NZ opposition: public service reform plans 'a recipe for bloated bureaucracy'

By Stephen Easton

June 27, 2019

Nick Smith / CC BY 3.0 NZ NZ National Party

The New Zealand National Party has attacked the government’s plans for extensive public service reforms involving a major overhaul of the legislation, claiming it will lead to a bigger, more expensive government apparatus in Wellington and undermine frontline service delivery.

The opposition spokesman for State Services, Nick Smith, said the sweeping reforms explained by his opposite number Chris Hipkins would make the government sector “more expensive, less accountable and more centralised” and questioned an apparent preference for the term “public service” from the Labour government.

Smith said the National Party was “not convinced of the need” to rebrand the NZ State Services Commission as the Public Service Commission, suggesting it was a waste of money and had no practical purpose.

“These reforms will deliver a bigger and more centralised state sector,” said Smith. “It will mean more taxpayer money going into Wellington bureaucracy and less into the important front-line public services that New Zealanders use every day.

“It will make our Health Boards less responsive to community needs and the dozens of other public institutions like Callaghan Innovation and Antarctica New Zealand more bureaucratic and less innovative.”

“These reforms repeat this Government’s errors with KiwiBuild and the Polytechnic reform in believing that bigger government is better government.
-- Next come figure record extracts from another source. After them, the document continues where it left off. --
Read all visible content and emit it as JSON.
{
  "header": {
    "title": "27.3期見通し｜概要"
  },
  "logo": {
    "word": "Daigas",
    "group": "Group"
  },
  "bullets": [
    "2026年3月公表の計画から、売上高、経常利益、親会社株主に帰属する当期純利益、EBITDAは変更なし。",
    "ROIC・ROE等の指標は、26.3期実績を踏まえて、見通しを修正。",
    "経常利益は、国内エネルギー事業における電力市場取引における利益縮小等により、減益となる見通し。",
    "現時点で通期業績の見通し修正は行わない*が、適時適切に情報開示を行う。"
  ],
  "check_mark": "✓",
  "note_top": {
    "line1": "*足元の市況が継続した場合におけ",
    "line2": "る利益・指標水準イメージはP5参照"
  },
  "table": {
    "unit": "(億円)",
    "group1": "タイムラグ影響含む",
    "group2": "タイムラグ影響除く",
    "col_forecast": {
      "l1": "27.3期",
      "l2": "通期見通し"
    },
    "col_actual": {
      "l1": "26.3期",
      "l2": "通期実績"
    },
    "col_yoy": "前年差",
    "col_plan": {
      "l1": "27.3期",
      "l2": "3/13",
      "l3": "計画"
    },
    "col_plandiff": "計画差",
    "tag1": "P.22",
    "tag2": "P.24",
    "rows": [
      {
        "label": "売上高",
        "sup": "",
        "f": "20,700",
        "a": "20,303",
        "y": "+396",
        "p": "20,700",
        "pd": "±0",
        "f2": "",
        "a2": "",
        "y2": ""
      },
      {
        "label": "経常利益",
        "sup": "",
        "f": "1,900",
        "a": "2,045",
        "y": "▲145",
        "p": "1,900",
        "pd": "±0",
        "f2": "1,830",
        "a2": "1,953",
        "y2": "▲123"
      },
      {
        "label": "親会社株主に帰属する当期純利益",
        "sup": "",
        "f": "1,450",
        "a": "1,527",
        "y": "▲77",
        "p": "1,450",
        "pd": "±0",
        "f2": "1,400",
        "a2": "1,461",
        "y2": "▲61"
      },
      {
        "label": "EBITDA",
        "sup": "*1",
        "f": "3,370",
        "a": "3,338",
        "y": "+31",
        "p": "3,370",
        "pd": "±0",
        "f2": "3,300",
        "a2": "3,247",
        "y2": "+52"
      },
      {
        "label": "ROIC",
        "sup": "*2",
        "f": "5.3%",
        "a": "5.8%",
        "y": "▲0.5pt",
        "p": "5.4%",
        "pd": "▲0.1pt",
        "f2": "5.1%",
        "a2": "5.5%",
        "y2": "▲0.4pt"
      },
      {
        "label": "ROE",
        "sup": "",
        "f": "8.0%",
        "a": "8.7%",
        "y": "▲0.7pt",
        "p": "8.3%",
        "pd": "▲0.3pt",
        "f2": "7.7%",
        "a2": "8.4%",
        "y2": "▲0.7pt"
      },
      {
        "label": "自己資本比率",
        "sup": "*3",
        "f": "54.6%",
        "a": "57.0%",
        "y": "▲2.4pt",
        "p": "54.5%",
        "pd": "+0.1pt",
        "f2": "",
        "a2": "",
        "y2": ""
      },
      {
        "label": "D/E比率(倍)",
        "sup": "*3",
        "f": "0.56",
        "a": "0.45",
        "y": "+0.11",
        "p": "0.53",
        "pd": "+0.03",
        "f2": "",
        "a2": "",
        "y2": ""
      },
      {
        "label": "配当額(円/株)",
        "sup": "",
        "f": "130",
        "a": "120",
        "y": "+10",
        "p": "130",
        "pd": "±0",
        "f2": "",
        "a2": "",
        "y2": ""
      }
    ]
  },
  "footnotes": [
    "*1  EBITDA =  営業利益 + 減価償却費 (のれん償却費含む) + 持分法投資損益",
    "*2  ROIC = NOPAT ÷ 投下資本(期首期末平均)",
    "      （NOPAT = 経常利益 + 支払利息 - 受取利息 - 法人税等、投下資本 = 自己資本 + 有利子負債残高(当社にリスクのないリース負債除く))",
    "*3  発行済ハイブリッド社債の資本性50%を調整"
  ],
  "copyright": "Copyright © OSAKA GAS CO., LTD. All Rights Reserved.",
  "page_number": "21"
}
The failure of KiwiBuild shows that centralised government agencies cannot build houses faster or more cheaply. Nor will centralising New Zealand’s 16 Polytechnics into a mega-polytechnic deliver better skills training.”

Smith said the opposition did support some key elements of the changes, like employment arrangements that allow public servants to move between different projects more easily.

“It is useful to enable public servants to move more easily between different agencies, this is something we championed while in Government. There are also some useful changes that make the process of re-organising state agencies more efficient.”

Overall, however, the National line is they are “a recipe for a bloated bureaucracy” in line with general criticism of Prime Minister Jacinda Ardern’s expansion of the state.

“The government has already appointed a record number of ministers and working groups,” said Smith. “The core state sector is growing at the fastest rate in over a decade. National will be pushing back on this expansionist view of the public service and seeking a greater focus on value for money and quality in our public services.”